The ECB has begun to taper off a two-year campaign against high inflation that began after a rapid reopening of the economy following the COVID-19 pandemic and Russia's conflict over Ukraine.
Inflation in the 20 countries that share the euro currency fell to 2.2% this month, the slowest rate since July 2021 and close to the ECB's 2% target, based on preliminary readings by the European Union's statistics office, Eurostat.
Although this fall is mostly driven by lower energy prices and may reverse later this year, it is still expected to accelerate the decision for a second rate cut by the ECB on September 12 after the first step in June.
"The sharp decline in headline inflation in August makes a tapering in September a foregone conclusion," said Tomas Dvorak, senior economist at Oxford Economics.

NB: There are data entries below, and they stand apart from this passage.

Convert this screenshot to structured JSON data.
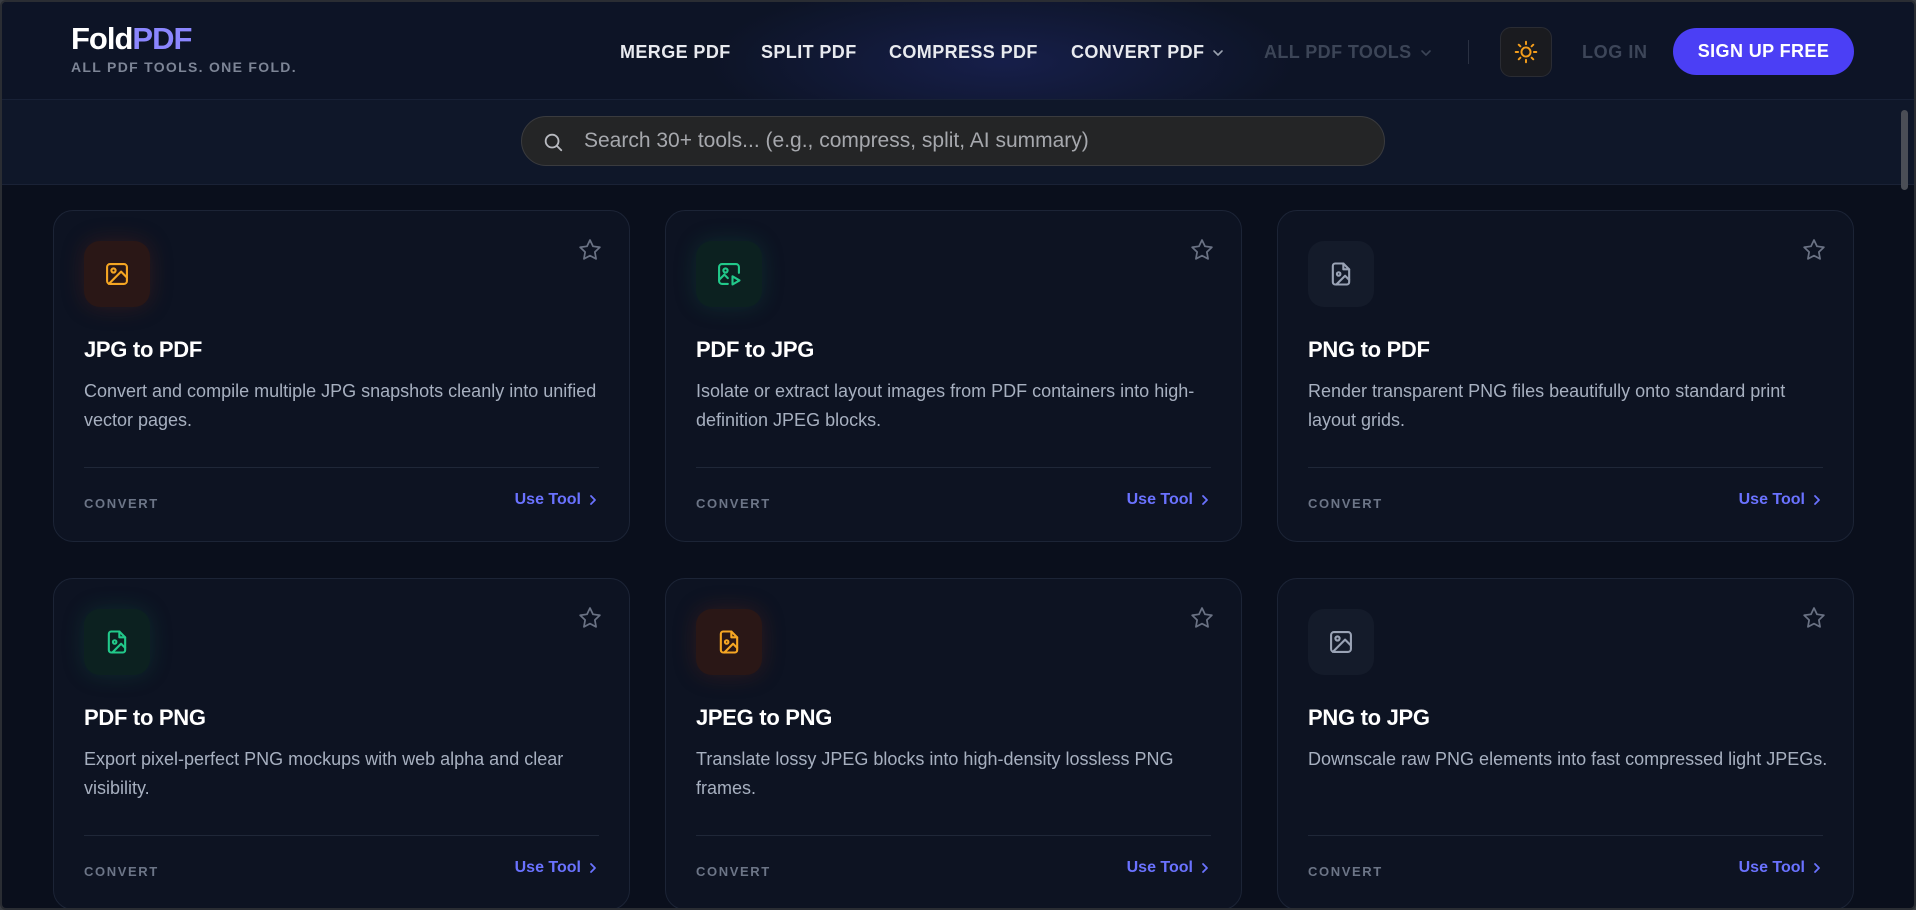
{
  "brand": {
    "name_part1": "Fold",
    "name_part2": "PDF",
    "tagline": "ALL PDF TOOLS. ONE FOLD."
  },
  "nav": {
    "items": [
      {
        "label": "MERGE PDF"
      },
      {
        "label": "SPLIT PDF"
      },
      {
        "label": "COMPRESS PDF"
      },
      {
        "label": "CONVERT PDF"
      },
      {
        "label": "ALL PDF TOOLS"
      }
    ],
    "login_label": "LOG IN",
    "signup_label": "SIGN UP FREE",
    "theme_icon": "sun-icon"
  },
  "search": {
    "placeholder": "Search 30+ tools... (e.g., compress, split, AI summary)",
    "value": ""
  },
  "colors": {
    "accent": "#4b3ff5",
    "link": "#6a72ff",
    "brand_accent": "#8b86ff",
    "icon_orange": "#f5a623",
    "icon_green": "#22c98a",
    "icon_gray": "#9aa3b5"
  },
  "tools": [
    {
      "title": "JPG to PDF",
      "desc": "Convert and compile multiple JPG snapshots cleanly into unified vector pages.",
      "category": "CONVERT",
      "cta": "Use Tool",
      "icon": "image-icon",
      "tone": "orange"
    },
    {
      "title": "PDF to JPG",
      "desc": "Isolate or extract layout images from PDF containers into high-definition JPEG blocks.",
      "category": "CONVERT",
      "cta": "Use Tool",
      "icon": "image-play-icon",
      "tone": "green"
    },
    {
      "title": "PNG to PDF",
      "desc": "Render transparent PNG files beautifully onto standard print layout grids.",
      "category": "CONVERT",
      "cta": "Use Tool",
      "icon": "file-image-icon",
      "tone": "gray"
    },
    {
      "title": "PDF to PNG",
      "desc": "Export pixel-perfect PNG mockups with web alpha and clear visibility.",
      "category": "CONVERT",
      "cta": "Use Tool",
      "icon": "file-image-icon",
      "tone": "green"
    },
    {
      "title": "JPEG to PNG",
      "desc": "Translate lossy JPEG blocks into high-density lossless PNG frames.",
      "category": "CONVERT",
      "cta": "Use Tool",
      "icon": "file-image-icon",
      "tone": "orange"
    },
    {
      "title": "PNG to JPG",
      "desc": "Downscale raw PNG elements into fast compressed light JPEGs.",
      "category": "CONVERT",
      "cta": "Use Tool",
      "icon": "image-icon",
      "tone": "gray"
    }
  ]
}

Famously hawkish ECB board member Isabel Schnabel seemed to open the door to more easing on Friday, saying that a gradual rate cut may not disrupt the process of deflating inflation as some policymakers fear.
However, the report showed price growth in the services sector, which is closely watched by policymakers because it reflects domestic demand more than external conditions, increased to 4.2% from an already high 4.0%.
This may be the result of a boost from the Olympics in Paris, but also greater spending power by workers after several recent pay rises.
For now, the market expects about six rate cuts before the end of next year, about one more cut than included in the ECB's own economic projections, suggesting that the market is more optimistic about price projections than the ECB.
This is partly because market economists see a bigger drop in inflation this autumn than the ECB's own policymakers are projecting.
Policymakers say they won't be confident in inflation projections until wage growth slows, with Germany's central bank primarily guarding against this risk.
However, with inflation now close to the ECB's target, European zone policymakers are likely to broaden their discussions from a sole focus on inflation to take into account signs of economic weakness.